On the axioms for adhesive and quasiadhesive categories
A category is adhesive if it has all pullbacks, all pushouts along monomorphisms, and all exactness conditions between pullbacks and pushouts along monomorphisms which hold in a topos. This condition can be modified by considering only pushouts along regular monomorphisms, or by asking only for the exactness conditions which hold in a quasitopos. We prove four characterization theorems dealing with adhesive categories and their variants.
💡 Research Summary
The paper revisits the notions of adhesive and quasi‑adhesive categories, providing a refined set of axioms and four main theorems that clarify their relationship to toposes and quasitoposes. Traditionally, an adhesive category is defined by the existence of all pullbacks, pushouts along monomorphisms, and a collection of exactness conditions that hold in any topos. The authors propose two orthogonal weakenings of this definition. First, they restrict the class of morphisms for which pushouts are required from all monomorphisms to regular monomorphisms. Second, they relax the exactness requirements from the full topos‑level conditions to those that hold in a quasitopos. Combining these two choices yields four variants: (i) adhesive (full monomorphisms, van Kampen condition), (ii) rm‑adhesive (regular monomorphisms, van Kampen), (iii) rm‑quasiadhesive (regular monomorphisms, pushouts that are stable under pullback and are themselves pullbacks), and (iv) a “stable‑plus‑pullback” variant where pushouts along all monomorphisms are merely stable and pullbacks.
Theorem A establishes that the “stable + pullback” condition is equivalent to the traditional van Kampen condition, so a category with pullbacks is adhesive precisely when its pushouts along monomorphisms are both stable and pullbacks. This gives a more elementary characterization that bypasses the original van Kampen definition.
Theorem B characterizes the gap between rm‑adhesive and rm‑quasiadhesive categories. Both require pushouts along regular monomorphisms that are stable and pullbacks, but rm‑adhesive additionally demands that regular subobjects be closed under binary union (i.e., effective unions exist). This closure condition is necessary and sufficient: without it, a category may be rm‑quasiadhesive but fail to be rm‑adhesive (for example, the category of sets equipped with a binary relation).

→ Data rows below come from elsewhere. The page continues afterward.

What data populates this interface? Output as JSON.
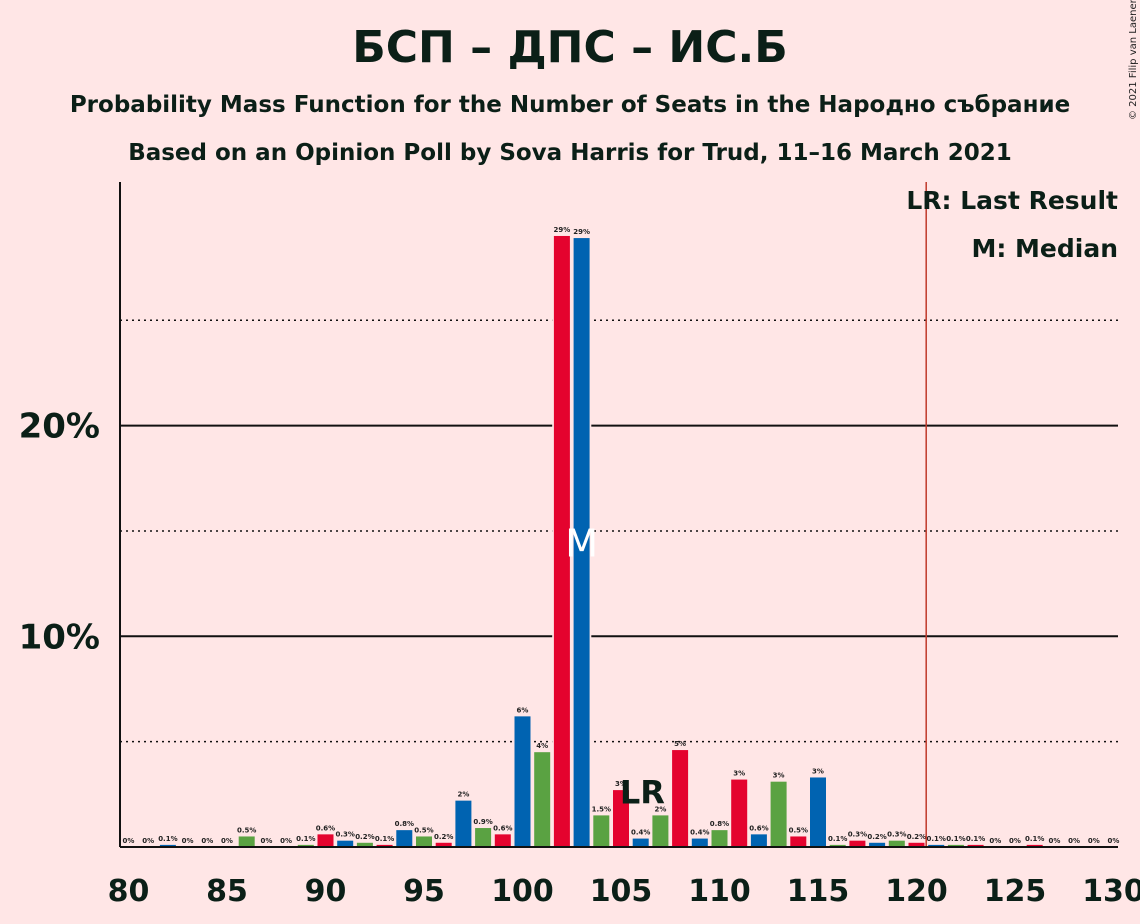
{
  "title": "БСП – ДПС – ИС.Б",
  "subtitle1": "Probability Mass Function for the Number of Seats in the Народно събрание",
  "subtitle2": "Based on an Opinion Poll by Sova Harris for Trud, 11–16 March 2021",
  "copyright": "© 2021 Filip van Laenen",
  "legend": {
    "last_result": "LR: Last Result",
    "median": "M: Median"
  },
  "markers": {
    "lr_text": "LR",
    "median_text": "M"
  },
  "colors": {
    "red": "#E4032E",
    "blue": "#0063B1",
    "green": "#5AA242",
    "threshold": "#C0392B",
    "background": "#FFE6E6"
  },
  "chart_data": {
    "type": "bar",
    "x": [
      80,
      81,
      82,
      83,
      84,
      85,
      86,
      87,
      88,
      89,
      90,
      91,
      92,
      93,
      94,
      95,
      96,
      97,
      98,
      99,
      100,
      101,
      102,
      103,
      104,
      105,
      106,
      107,
      108,
      109,
      110,
      111,
      112,
      113,
      114,
      115,
      116,
      117,
      118,
      119,
      120,
      121,
      122,
      123,
      124,
      125,
      126,
      127,
      128,
      129,
      130
    ],
    "values": [
      0,
      0,
      0.1,
      0,
      0,
      0,
      0.5,
      0,
      0,
      0.1,
      0.6,
      0.3,
      0.2,
      0.1,
      0.8,
      0.5,
      0.2,
      2.2,
      0.9,
      0.6,
      6.2,
      4.5,
      29,
      28.9,
      1.5,
      2.7,
      0.4,
      1.5,
      4.6,
      0.4,
      0.8,
      3.2,
      0.6,
      3.1,
      0.5,
      3.3,
      0.1,
      0.3,
      0.2,
      0.3,
      0.2,
      0.1,
      0.1,
      0.1,
      0,
      0,
      0.1,
      0,
      0,
      0,
      0
    ],
    "data_labels": [
      "0%",
      "0%",
      "0.1%",
      "0%",
      "0%",
      "0%",
      "0.5%",
      "0%",
      "0%",
      "0.1%",
      "0.6%",
      "0.3%",
      "0.2%",
      "0.1%",
      "0.8%",
      "0.5%",
      "0.2%",
      "2%",
      "0.9%",
      "0.6%",
      "6%",
      "4%",
      "29%",
      "29%",
      "1.5%",
      "3%",
      "0.4%",
      "2%",
      "5%",
      "0.4%",
      "0.8%",
      "3%",
      "0.6%",
      "3%",
      "0.5%",
      "3%",
      "0.1%",
      "0.3%",
      "0.2%",
      "0.3%",
      "0.2%",
      "0.1%",
      "0.1%",
      "0.1%",
      "0%",
      "0%",
      "0.1%",
      "0%",
      "0%",
      "0%",
      "0%"
    ],
    "x_ticks": [
      80,
      85,
      90,
      95,
      100,
      105,
      110,
      115,
      120,
      125,
      130
    ],
    "y_ticks": [
      10,
      20
    ],
    "y_tick_labels": [
      "10%",
      "20%"
    ],
    "y_dotted_lines": [
      5,
      15,
      25
    ],
    "ylim": [
      0,
      31
    ],
    "xlim": [
      80,
      130
    ],
    "majority_threshold": 121,
    "last_result": 107,
    "median": 103,
    "grid": true,
    "legend_position": "top-right"
  }
}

Theorem C and Theorem D are embedding theorems. For a small category C with all pullbacks and pushouts along regular monomorphisms, C is rm‑adhesive exactly when there exists a full, structure‑preserving embedding of C into a topos. Similarly, C is rm‑quasiadhesive exactly when it embeds fully into a quasitopos. The forward directions are immediate because every topos is adhesive and every quasitopos is rm‑quasiadhesive. The converse directions are proved by exploiting the exactness conditions (regularity, Barr‑exactness, lex‑extensivity) that characterize toposes and quasitoposes, together with the closure of regular subobjects under unions.
A central technical tool introduced is the notion of an “adhesive morphism”. A morphism m is pre‑adhesive if pushouts along m exist, are stable under pullback, and are pullbacks. It is adhesive if every pullback of m is pre‑adhesive. The authors show that adhesive morphisms are closed under composition, stable under pushout, and that binary unions of subobjects are effective whenever at least one of the subobjects is adhesive. This framework allows the authors to treat the class of morphisms that enjoy good pushout behaviour uniformly, rather than fixing a particular class a priori.
The paper also clarifies the relationship between regular monomorphisms and ordinary monomorphisms, and how the van Kampen property of pushouts distinguishes the topos‑level exactness from the weaker quasitopos‑level exactness. By systematically separating the requirements on morphism classes and exactness conditions, the authors provide a unified perspective that both generalizes earlier results (e.g., the embedding of small adhesive categories into toposes) and resolves ambiguities in the terminology (showing that “quasi‑adhesive” is a misnomer when the van Kampen condition is imposed).
Overall, the work deepens the categorical understanding of how pushouts and pullbacks interact, offers clean characterizations of adhesive‑type categories, and supplies practical criteria (regular subobject closure, stability of pushouts) for recognizing when a given category can be faithfully represented inside a topos or quasitopos. This has potential applications in graph transformation theory, model theory, and any domain where well‑behaved colimits are essential.